• Authors propose to train a single CNN model to predict brain tissue and lesion segmentations using heterogeneous datasets labeled independently.

  • A novel adaptive cross-entropy loss function is defined to overcome label contradiction issues that may arise in this task. Their trick is to reinterpret the meaning assigned to the lesion background label (in blue) as any label that is not lesion and modify the loss function accordingly.

  • Benchmarking is done against a naive model and a multi-network approach.


During the last years, convolutional neural networks (CNNs) proved to be highly accurate to perform medical image segmentation.

Even if most publicly available datasets provide image annotations for single tasks, in practice it is usually desirable to train single models which can learn to perform multiple segmentation tasks simultaneously.

Learning to segment multiple structures from heterogeneous datasets is challenging since labels coming from different datasets may contradict each other and misleading the training process.

Authors work labels brain lesion and anatomy segmentation learned from heterogeneous datasets (i.e. each dataset is annotated for a single task).

Related work includes 1 and 2. In 1 semantic full scene labeling in outdoor images coming from different datasets with heterogeneous labels is done. Their loss function is data-selective. In 2, reviewed in here, multiple labels may be assigned to a single voxel.


Disjoint labelsets are assumed except for the background label.

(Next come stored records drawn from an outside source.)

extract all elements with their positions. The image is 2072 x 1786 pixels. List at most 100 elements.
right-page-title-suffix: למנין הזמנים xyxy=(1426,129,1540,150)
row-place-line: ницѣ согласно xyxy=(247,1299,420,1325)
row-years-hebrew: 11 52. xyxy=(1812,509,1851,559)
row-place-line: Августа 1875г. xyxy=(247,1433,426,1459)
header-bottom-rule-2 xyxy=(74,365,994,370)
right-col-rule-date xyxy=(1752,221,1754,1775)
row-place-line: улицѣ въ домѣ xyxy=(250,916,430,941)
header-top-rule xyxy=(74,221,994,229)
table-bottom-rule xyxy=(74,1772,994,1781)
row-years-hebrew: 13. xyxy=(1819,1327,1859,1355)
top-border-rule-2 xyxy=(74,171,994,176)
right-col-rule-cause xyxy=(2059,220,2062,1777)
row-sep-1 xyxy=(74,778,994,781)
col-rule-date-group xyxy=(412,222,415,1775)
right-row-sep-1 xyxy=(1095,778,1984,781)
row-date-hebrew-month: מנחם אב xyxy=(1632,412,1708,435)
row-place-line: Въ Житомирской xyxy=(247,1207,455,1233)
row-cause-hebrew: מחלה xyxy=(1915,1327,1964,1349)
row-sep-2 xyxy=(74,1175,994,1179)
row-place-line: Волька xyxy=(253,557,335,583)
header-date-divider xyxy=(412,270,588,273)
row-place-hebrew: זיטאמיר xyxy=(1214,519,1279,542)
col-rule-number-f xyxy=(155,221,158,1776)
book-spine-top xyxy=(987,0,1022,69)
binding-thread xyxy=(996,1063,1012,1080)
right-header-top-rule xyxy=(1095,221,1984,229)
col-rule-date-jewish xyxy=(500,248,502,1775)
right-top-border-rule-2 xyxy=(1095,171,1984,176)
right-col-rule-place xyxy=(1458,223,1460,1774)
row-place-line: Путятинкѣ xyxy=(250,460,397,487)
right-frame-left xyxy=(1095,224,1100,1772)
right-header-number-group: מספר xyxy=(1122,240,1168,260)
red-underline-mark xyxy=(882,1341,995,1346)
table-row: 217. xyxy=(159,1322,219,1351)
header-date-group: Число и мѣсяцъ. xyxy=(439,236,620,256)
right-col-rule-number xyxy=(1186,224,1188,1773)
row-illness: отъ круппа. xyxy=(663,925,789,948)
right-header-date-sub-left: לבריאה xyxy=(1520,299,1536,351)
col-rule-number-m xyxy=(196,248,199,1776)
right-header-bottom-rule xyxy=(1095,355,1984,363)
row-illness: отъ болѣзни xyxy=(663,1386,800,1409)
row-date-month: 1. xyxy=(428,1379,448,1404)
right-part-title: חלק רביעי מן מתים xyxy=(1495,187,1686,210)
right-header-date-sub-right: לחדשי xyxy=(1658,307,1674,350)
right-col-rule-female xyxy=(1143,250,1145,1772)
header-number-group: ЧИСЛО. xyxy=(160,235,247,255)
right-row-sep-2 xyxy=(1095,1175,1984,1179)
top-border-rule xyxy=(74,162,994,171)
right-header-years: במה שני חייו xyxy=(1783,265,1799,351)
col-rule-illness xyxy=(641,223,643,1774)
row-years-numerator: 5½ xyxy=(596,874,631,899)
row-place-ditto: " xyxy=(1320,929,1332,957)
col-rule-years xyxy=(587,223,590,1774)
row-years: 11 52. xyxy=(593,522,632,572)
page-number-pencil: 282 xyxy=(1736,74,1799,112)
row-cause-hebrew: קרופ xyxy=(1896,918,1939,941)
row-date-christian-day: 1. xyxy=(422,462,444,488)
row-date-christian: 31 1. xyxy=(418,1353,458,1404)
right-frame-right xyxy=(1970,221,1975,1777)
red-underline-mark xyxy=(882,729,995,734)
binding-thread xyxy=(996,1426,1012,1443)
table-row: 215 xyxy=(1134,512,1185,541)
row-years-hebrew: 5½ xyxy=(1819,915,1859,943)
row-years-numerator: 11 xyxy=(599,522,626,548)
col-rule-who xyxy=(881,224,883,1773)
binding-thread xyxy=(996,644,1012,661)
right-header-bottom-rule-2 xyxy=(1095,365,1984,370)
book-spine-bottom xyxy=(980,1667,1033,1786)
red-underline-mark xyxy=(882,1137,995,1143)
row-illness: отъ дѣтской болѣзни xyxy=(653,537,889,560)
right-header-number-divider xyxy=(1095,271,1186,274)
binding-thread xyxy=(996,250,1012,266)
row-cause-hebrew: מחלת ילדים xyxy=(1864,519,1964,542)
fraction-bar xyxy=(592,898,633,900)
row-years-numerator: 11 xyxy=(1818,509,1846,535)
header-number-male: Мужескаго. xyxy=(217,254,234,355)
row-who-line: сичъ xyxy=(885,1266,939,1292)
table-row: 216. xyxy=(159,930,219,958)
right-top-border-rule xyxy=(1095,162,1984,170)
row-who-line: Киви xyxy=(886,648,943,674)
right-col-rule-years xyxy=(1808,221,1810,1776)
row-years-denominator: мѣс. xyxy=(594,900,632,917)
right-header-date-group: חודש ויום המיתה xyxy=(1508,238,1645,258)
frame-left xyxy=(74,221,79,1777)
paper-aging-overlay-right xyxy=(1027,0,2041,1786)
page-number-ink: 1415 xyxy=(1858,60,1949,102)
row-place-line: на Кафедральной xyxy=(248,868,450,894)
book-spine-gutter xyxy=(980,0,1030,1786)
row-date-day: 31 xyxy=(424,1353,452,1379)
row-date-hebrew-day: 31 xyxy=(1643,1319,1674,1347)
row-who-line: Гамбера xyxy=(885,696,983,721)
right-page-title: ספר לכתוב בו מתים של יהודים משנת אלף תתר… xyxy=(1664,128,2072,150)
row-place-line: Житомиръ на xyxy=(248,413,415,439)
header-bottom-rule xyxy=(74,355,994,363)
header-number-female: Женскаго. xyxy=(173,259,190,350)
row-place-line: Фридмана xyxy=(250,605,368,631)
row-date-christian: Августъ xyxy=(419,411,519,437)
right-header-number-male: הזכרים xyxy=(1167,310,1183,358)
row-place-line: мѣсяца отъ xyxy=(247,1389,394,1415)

Problematic areas are those for which the original lesion datasets indicate background label, while they should be annotated as actual tissue labels.

A single label is assigned to every voxel.

Authors propose a new loss function called Adaptive Cross Entropy (ACE) to overcome the contradictory label problem. The loss is defined differently depending on the structures of interest under consideration: in the lesion dataset, the meaning assigned to the background label is a virtual class “any label that is not lesion”) and modify the loss function accordingly. The proposed adaptive cross-entropy is show in Figure 2.

  • When the label is not in conflict, minimizing the entropy is equivalent to maximizing the score for the correct class.
  • When dealing with a voxel whose ground truth is lesion background (i.e. it may be any healthy brain tissue label), the model tends to maximize the probability for all non-lesion classes (i.e. the virtual “any label that is not lesion” class).

The CNN used by the authors is a standard U-Net.


Brain Magnetic Resonance Images (MRI) from a number of publicly available datasets or challenges containing different weighting and sequences (T1, T1g, T2 and FLAIR):

Authors consider the joint learning of brain tissue segmentation and two separate type of lesions: brain tissue vs. White Matter Hyperintensity (WMH), and brain tissue vs. tumor and edema lesions.

Given the lack of datasets with simultaneous annotations for brain tumors and tissues, synthetic and simulated images are used.



  • Naive model: a single U-Net is trained by minimizing standard loss functions (Dice and cross-entropy).
  • Multi-network baseline (Multi-UNet): multiple independent networks trained on each task using a categorical cross-entropy loss. Segmentation results are then combined following the criterion that in case of brain lesion and tissue segmentation lesion labels prevail.


The proposed ACE makes it possible to train a single model for joint learning of brain lesion and anatomy from heterogeneous datasets, achieving equivalent performance to that of Multi-UNet.


A single CNN model to perform joint brain lesion and anatomy segmentation using a new loss function (Adaptive Cross-Entropy) is presented. Results are competitive with the baselines.

Compared to the Multi-UNet approach, the presented approach has the limitation of the fixed number of input channels (only use those sequences available in both anatomy and lesion datasets can be used by their model). Multi-UNet, in turn is trained on all available modalities for a given task.

Also, the comparison with the single UNet is not fair since it was trained using only T1 images.

Domain adaptation to overcome multi-domain problems (different sequences give rise to different image intensities), extension to the segmentation of other sub-cortical structures and other CNN architectures are mentioned as a future work.


  1. Damien Fourure, Rémi Emonet, Elisa Fromont, Damien Muselet, Natalia Neverova, Alain Trmeau, and Christian Wolf. Multi-task, multi-domain learning: Application to semantic segmentation and pose regression. Neurocomputing, 251:68-80, 2017. ISSN 0925-2312. doi: https://doi.org/10.1016/j.neucom.2017.04.014.  2

  2. Martin Rajchl, Nick Pawlowski, Daniel Rueckert, Paul M Matthews, and Ben Ben Glocker. Neuronet: Fast and robust reproduction of multiple brain image segmentation pipelines. International Conference on Medical Imaging with Deep Learning (MIDL) 2018.  2

  3. Chris A. Cocosco, Vasken Kollokian, Remi K.-S. Kwan, G. Bruce Pike, and Alan C. Evans. Brainweb: Online interface to a 3D MRI simulated brain database. NeuroImage, 5:425, 1997. 

  4. Marcel Prastawa, Elizabeth Bullitt, and Guido Gerig. Simulation of brain tumors in MR images for evaluation of segmentation efficacy. Medical image analysis, 13(2):297–311, 2009.